La discusión sobre la reforma de la Caja Fiscal sigue generando tensión política y preocupación en sectores sensibles del Estado, especialmente entre efectivos de la Policía Nacional, militares, docentes y magistrados. En ese contexto, el senador Carlos Núñez sostuvo que las modificaciones introducidas por el Senado al proyecto original permitieron corregir puntos que, según dijo, perjudicaban de forma directa a los uniformados en actividad y ayudaron a contener la ola de pedidos de retiro que se había desatado en las últimas semanas.
El legislador explicó que la versión remitida inicialmente desde la Cámara de Diputados generó alarma dentro de la institución policial, al punto de impulsar solicitudes masivas de pase a retiro entre oficiales de rangos superiores que buscaban no quedar alcanzados por las nuevas condiciones.
Según Núñez, la reacción respondió al temor de que el nuevo esquema jubilatorio implicara una pérdida de derechos o un deterioro sustancial en las condiciones de retiro.

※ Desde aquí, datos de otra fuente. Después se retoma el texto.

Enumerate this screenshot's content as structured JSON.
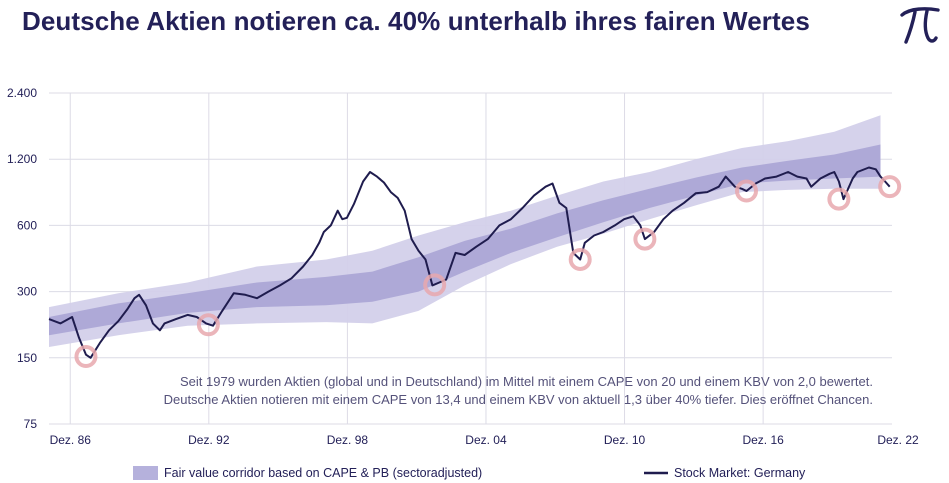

La reforma de la Caja Fiscal se discute en un contexto marcado por el déficit estructural del sistema previsional estatal, uno de los argumentos centrales del Poder Ejecutivo para impulsar modificaciones en los regímenes jubilatorios especiales. Núñez reconoció que existe un problema financiero que no puede ser ignorado, pero sostuvo que la respuesta no puede construirse a costa de los sectores más sacrificados de la función pública.
En esa línea, defendió la postura asumida en el Senado, que buscó equilibrar la necesidad de introducir ajustes con la obligación de preservar condiciones razonables para policías, militares y docentes.
Núñez explicó que, con las modificaciones introducidas en el Senado, se preserva la posibilidad de que el personal pase a retiro con el 100% del haber jubilatorio al cumplir 35 años de servicio.
También indicó que, según el esquema discutido, quienes cumplan ciertos años mínimos de aporte ya tendrían derecho al retiro con cobertura completa, aspecto que consideró especialmente relevante para sectores que desarrollan funciones de riesgo o desgaste permanente.
La atención política ahora está puesta en la Cámara de Diputados, que deberá resolver si acepta o rechaza las modificaciones introducidas por el Senado. Núñez fue enfático al sostener que la Cámara Baja debería acompañar los cambios aprobados por la Cámara Alta.
Núñez también cuestionó la forma en que el Poder Ejecutivo impulsó el proyecto, especialmente por el momento político elegido y por la falta de construcción previa de consensos técnicos y legislativos. A su criterio, se trata de una reforma demasiado delicada como para ser presentada sin una estrategia de negociación más sólida desde el inicio del mandato.
Además, consideró que este tipo de iniciativas deben presentarse al comienzo del período presidencial, para dar tiempo suficiente al debate y al estudio técnico antes de que se conviertan en un foco de conflicto político y social.
Consultado sobre las remuneraciones que perciben los efectivos, Núñez sostuvo que los ingresos actuales son insuficientes para la función que desempeñan y que esta situación termina afectando la calidad del servicio.
Desde su perspectiva, mejorar los salarios policiales no solo es una cuestión de justicia laboral, sino también una herramienta para elevar los estándares de profesionalismo y reducir la corrupción.
En el caso de la Policía Nacional, la combinación entre incertidumbre previsional, salarios bajos y temor a perder derechos adquiridos activó una reacción institucional que obligó al Senado a intervenir. Ahora, el desenlace dependerá de la postura que adopte la Cámara de Diputados y de la eventual decisión del Poder Ejecutivo una vez concluido el trámite legislativo.